Amish courting practices, at one level, are surprisingly similar to that of the English. Like most Americans, Amish youth meet at group gatherings (in the case of the Amish, in church gatherings, youth groups, or singings). Amish parents give their teenage youth a great deal of freedom to stretch rules and "spread their wings," with very little parental knowledge or interference. This is to allow the youth to "get things out of their system' before choosing to become baptized Amish adults. After becoming fond of one particular youth, a young couple begins to court in secret. Often, the young male will drive the female home after church (with "fancy" courting horse fittings) or get together and/or they will sneak away together to be with each other while others politely ignore them. Often the young Amish man will visit the female at night and she will proceed to make him a snack. However, at this point they are under the careful observation of the church and family. Though there is some individual choice in courting, there is only a selected group that youth may associate with. Because of this, there is no room for courting non-Amish, which would lead to excommunication. This is just another example of Amish social control.

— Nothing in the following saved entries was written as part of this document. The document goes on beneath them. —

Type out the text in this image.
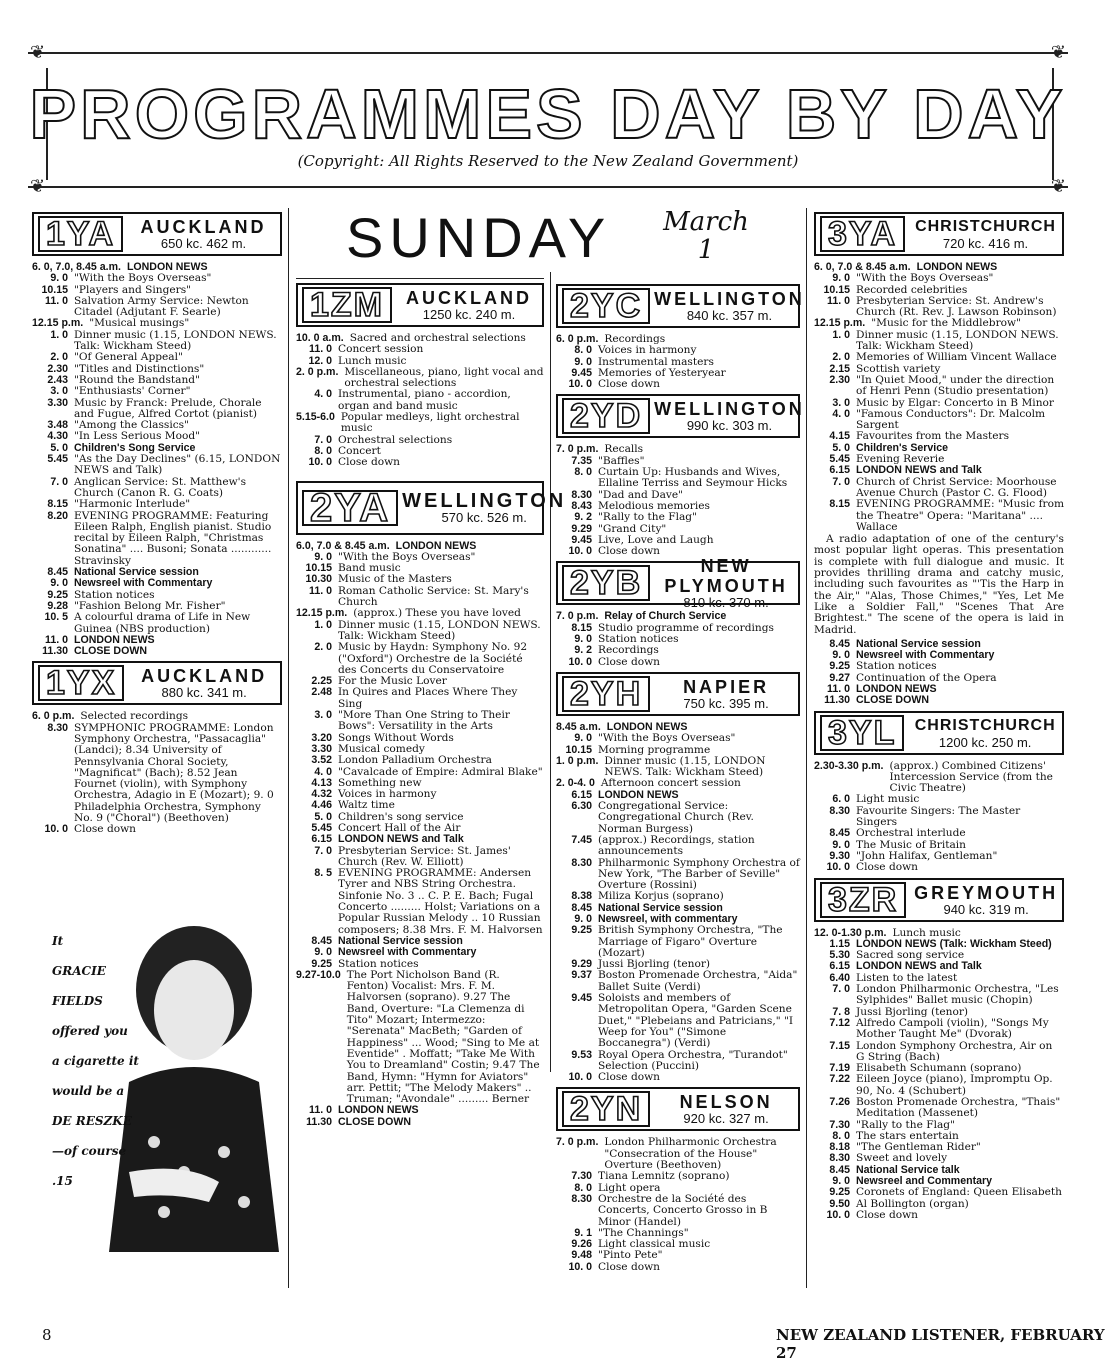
❦	❦
❦	❦
PROGRAMMES DAY BY DAY
(Copyright: All Rights Reserved to the New Zealand Government)
1YA	AUCKLAND
650 kc. 462 m.
6. 0, 7.0, 8.45 a.m. LONDON NEWS
9. 0 "With the Boys Overseas"
10.15 "Players and Singers"
11. 0 Salvation Army Service: Newton Citadel (Adjutant F. Searle)
12.15 p.m. "Musical musings"
1. 0 Dinner music (1.15, LONDON NEWS. Talk: Wickham Steed)
2. 0 "Of General Appeal"
2.30 "Titles and Distinctions"
2.43 "Round the Bandstand"
3. 0 "Enthusiasts' Corner"
3.30 Music by Franck: Prelude, Chorale and Fugue, Alfred Cortot (pianist)
3.48 "Among the Classics"
4.30 "In Less Serious Mood"
5. 0 Children's Song Service
5.45 "As the Day Declines" (6.15, LONDON NEWS and Talk)
7. 0 Anglican Service: St. Matthew's Church (Canon R. G. Coats)
8.15 "Harmonic Interlude"
8.20 EVENING PROGRAMME: Featuring Eileen Ralph, English pianist. Studio recital by Eileen Ralph, "Christmas Sonatina" .... Busoni; Sonata ............ Stravinsky
8.45 National Service session
9. 0 Newsreel with Commentary
9.25 Station notices
9.28 "Fashion Belong Mr. Fisher"
10. 5 A colourful drama of Life in New Guinea (NBS production)
11. 0 LONDON NEWS
11.30 CLOSE DOWN
1YX	AUCKLAND
880 kc. 341 m.
6. 0 p.m. Selected recordings
8.30 SYMPHONIC PROGRAMME: London Symphony Orchestra, "Passacaglia" (Landci); 8.34 University of Pennsylvania Choral Society, "Magnificat" (Bach); 8.52 Jean Fournet (violin), with Symphony Orchestra, Adagio in E (Mozart); 9. 0 Philadelphia Orchestra, Symphony No. 9 ("Choral") (Beethoven)
10. 0 Close down
It
GRACIE
FIELDS
offered you
a cigarette it
would be a
DE RESZKE
—of course
.15
SUNDAY
1ZM	AUCKLAND
1250 kc. 240 m.
10. 0 a.m. Sacred and orchestral selections
11. 0 Concert session
12. 0 Lunch music
2. 0 p.m. Miscellaneous, piano, light vocal and orchestral selections
4. 0 Instrumental, piano - accordion, organ and band music
5.15-6.0 Popular medleys, light orchestral music
7. 0 Orchestral selections
8. 0 Concert
10. 0 Close down
2YA WELLINGTON
570 kc. 526 m.
6.0, 7.0 & 8.45 a.m. LONDON NEWS
9. 0 "With the Boys Overseas"
10.15 Band music
10.30 Music of the Masters
11. 0 Roman Catholic Service: St. Mary's Church
12.15 p.m. (approx.) These you have loved
1. 0 Dinner music (1.15, LONDON NEWS. Talk: Wickham Steed)
2. 0 Music by Haydn: Symphony No. 92 ("Oxford") Orchestre de la Société des Concerts du Conservatoire
2.25 For the Music Lover
2.48 In Quires and Places Where They Sing
3. 0 "More Than One String to Their Bows": Versatility in the Arts
3.20 Songs Without Words
3.30 Musical comedy
3.52 London Palladium Orchestra
4. 0 "Cavalcade of Empire: Admiral Blake"
4.13 Something new
4.32 Voices in harmony
4.46 Waltz time
5. 0 Children's song service
5.45 Concert Hall of the Air
6.15 LONDON NEWS and Talk
7. 0 Presbyterian Service: St. James' Church (Rev. W. Elliott)
8. 5 EVENING PROGRAMME: Andersen Tyrer and NBS String Orchestra. Sinfonie No. 3 .. C. P. E. Bach; Fugal Concerto ......... Holst; Variations on a Popular Russian Melody .. 10 Russian composers; 8.38 Mrs. F. M. Halvorsen
8.45 National Service session
9. 0 Newsreel with Commentary
9.25 Station notices
9.27-10.0 The Port Nicholson Band (R. Fenton) Vocalist: Mrs. F. M. Halvorsen (soprano). 9.27 The Band, Overture: "La Clemenza di Tito" Mozart; Intermezzo: "Serenata" MacBeth; "Garden of Happiness" ... Wood; "Sing to Me at Eventide" . Moffatt; "Take Me With You to Dreamland" Costin; 9.47 The Band, Hymn: "Hymn for Aviators" arr. Pettit; "The Melody Makers" .. Truman; "Avondale" ......... Berner
11. 0 LONDON NEWS
11.30 CLOSE DOWN
March
1
2YC WELLINGTON
840 kc. 357 m.
6. 0 p.m. Recordings
8. 0 Voices in harmony
9. 0 Instrumental masters
9.45 Memories of Yesteryear
10. 0 Close down
2YD WELLINGTON
990 kc. 303 m.
7. 0 p.m. Recalls
7.35 "Baffles"
8. 0 Curtain Up: Husbands and Wives, Ellaline Terriss and Seymour Hicks
8.30 "Dad and Dave"
8.43 Melodious memories
9. 2 "Rally to the Flag"
9.29 "Grand City"
9.45 Live, Love and Laugh
10. 0 Close down
2YB	NEW PLYMOUTH
810 kc. 370 m.
7. 0 p.m. Relay of Church Service
8.15 Studio programme of recordings
9. 0 Station notices
9. 2 Recordings
10. 0 Close down
2YH	NAPIER
750 kc. 395 m.
8.45 a.m. LONDON NEWS
9. 0 "With the Boys Overseas"
10.15 Morning programme
1. 0 p.m. Dinner music (1.15, LONDON NEWS. Talk: Wickham Steed)
2. 0-4. 0 Afternoon concert session
6.15 LONDON NEWS
6.30 Congregational Service: Congregational Church (Rev. Norman Burgess)
7.45 (approx.) Recordings, station announcements
8.30 Philharmonic Symphony Orchestra of New York, "The Barber of Seville" Overture (Rossini)
8.38 Miliza Korjus (soprano)
8.45 National Service session
9. 0 Newsreel, with commentary
9.25 British Symphony Orchestra, "The Marriage of Figaro" Overture (Mozart)
9.29 Jussi Bjorling (tenor)
9.37 Boston Promenade Orchestra, "Aida" Ballet Suite (Verdi)
9.45 Soloists and members of Metropolitan Opera, "Garden Scene Duet," "Plebeians and Patricians," "I Weep for You" ("Simone Boccanegra") (Verdi)
9.53 Royal Opera Orchestra, "Turandot" Selection (Puccini)
10. 0 Close down
2YN	NELSON
920 kc. 327 m.
7. 0 p.m. London Philharmonic Orchestra "Consecration of the House" Overture (Beethoven)
7.30 Tiana Lemnitz (soprano)
8. 0 Light opera
8.30 Orchestre de la Société des Concerts, Concerto Grosso in B Minor (Handel)
9. 1 "The Channings"
9.26 Light classical music
9.48 "Pinto Pete"
10. 0 Close down
3YA	CHRISTCHURCH
720 kc. 416 m.
6. 0, 7.0 & 8.45 a.m. LONDON NEWS
9. 0 "With the Boys Overseas"
10.15 Recorded celebrities
11. 0 Presbyterian Service: St. Andrew's Church (Rt. Rev. J. Lawson Robinson)
12.15 p.m. "Music for the Middlebrow"
1. 0 Dinner music (1.15, LONDON NEWS. Talk: Wickham Steed)
2. 0 Memories of William Vincent Wallace
2.15 Scottish variety
2.30 "In Quiet Mood," under the direction of Henri Penn (Studio presentation)
3. 0 Music by Elgar: Concerto in B Minor
4. 0 "Famous Conductors": Dr. Malcolm Sargent
4.15 Favourites from the Masters
5. 0 Children's Service
5.45 Evening Reverie
6.15 LONDON NEWS and Talk
7. 0 Church of Christ Service: Moorhouse Avenue Church (Pastor C. G. Flood)
8.15 EVENING PROGRAMME: "Music from the Theatre" Opera: "Maritana" .... Wallace
A radio adaptation of one of the century's most popular light operas. This presentation is complete with full dialogue and music. It provides thrilling drama and catchy music, including such favourites as "'Tis the Harp in the Air," "Alas, Those Chimes," "Yes, Let Me Like a Soldier Fall," "Scenes That Are Brightest." The scene of the opera is laid in Madrid.
8.45 National Service session
9. 0 Newsreel with Commentary
9.25 Station notices
9.27 Continuation of the Opera
11. 0 LONDON NEWS
11.30 CLOSE DOWN
3YL	CHRISTCHURCH
1200 kc. 250 m.
2.30-3.30 p.m. (approx.) Combined Citizens' Intercession Service (from the Civic Theatre)
6. 0 Light music
8.30 Favourite Singers: The Master Singers
8.45 Orchestral interlude
9. 0 The Music of Britain
9.30 "John Halifax, Gentleman"
10. 0 Close down
3ZR GREYMOUTH
940 kc. 319 m.
12. 0-1.30 p.m. Lunch music
1.15 LONDON NEWS (Talk: Wickham Steed)
5.30 Sacred song service
6.15 LONDON NEWS and Talk
6.40 Listen to the latest
7. 0 London Philharmonic Orchestra, "Les Sylphides" Ballet music (Chopin)
7. 8 Jussi Bjorling (tenor)
7.12 Alfredo Campoli (violin), "Songs My Mother Taught Me" (Dvorak)
7.15 London Symphony Orchestra, Air on G String (Bach)
7.19 Elisabeth Schumann (soprano)
7.22 Eileen Joyce (piano), Impromptu Op. 90, No. 4 (Schubert)
7.26 Boston Promenade Orchestra, "Thais" Meditation (Massenet)
7.30 "Rally to the Flag"
8. 0 The stars entertain
8.18 "The Gentleman Rider"
8.30 Sweet and lovely
8.45 National Service talk
9. 0 Newsreel and Commentary
9.25 Coronets of England: Queen Elisabeth
9.50 Al Bollington (organ)
10. 0 Close down
8	NEW ZEALAND LISTENER, FEBRUARY 27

After the young couple decides to marry their names are "published" several weeks before they marry. Being "published" is the Amish way of announcing publicly a couples intention to marry. Most marriages take place during November and early December after the harvests (Good 1979, p.52).
Amish marriage, like the Amish, is a simple affair. The entire church will be invited to the marriage which will be held on a Sunday, as well as other relatives and friends. It is not unusual for there to be over 200 people at a wedding! Four hour services are held at weddings, usually beginning at 9 a.m. The sermon is long but is followed by singing from the Ausbound , the Amish book of hymns. The actual marriage consists of a blessing done by the whole community and simple vows. The communal blessing during a marriage is an example of the importance of community in Amish culture, unlike in American culture where two individuals fall in love and then recklessly get married. Also, at Amish weddings there is no fancy dress, ring, or kissing, though everyone is dressed in their Sunday church clothes and the bride wears a special, but plain, new apron that will be used for Sunday church. After services, a large meal is served, with dishes brought from all of the visiting families. For the couple's honeymoon, they will travel for several months to visit with families in their church and friends. It is during their honeymoon that they will also receive their wedding gifts at each visit, largely practical items that they will need for their new home and life.
Death is also treated simply. Most Amish bury their dead three days after death. They are buried in their Sunday clothes with the women in the apron they were married in. Coffins are usually simple and made of wood (Good 1979, pp.66,68). The whole church attends and contributes to the meal afterward.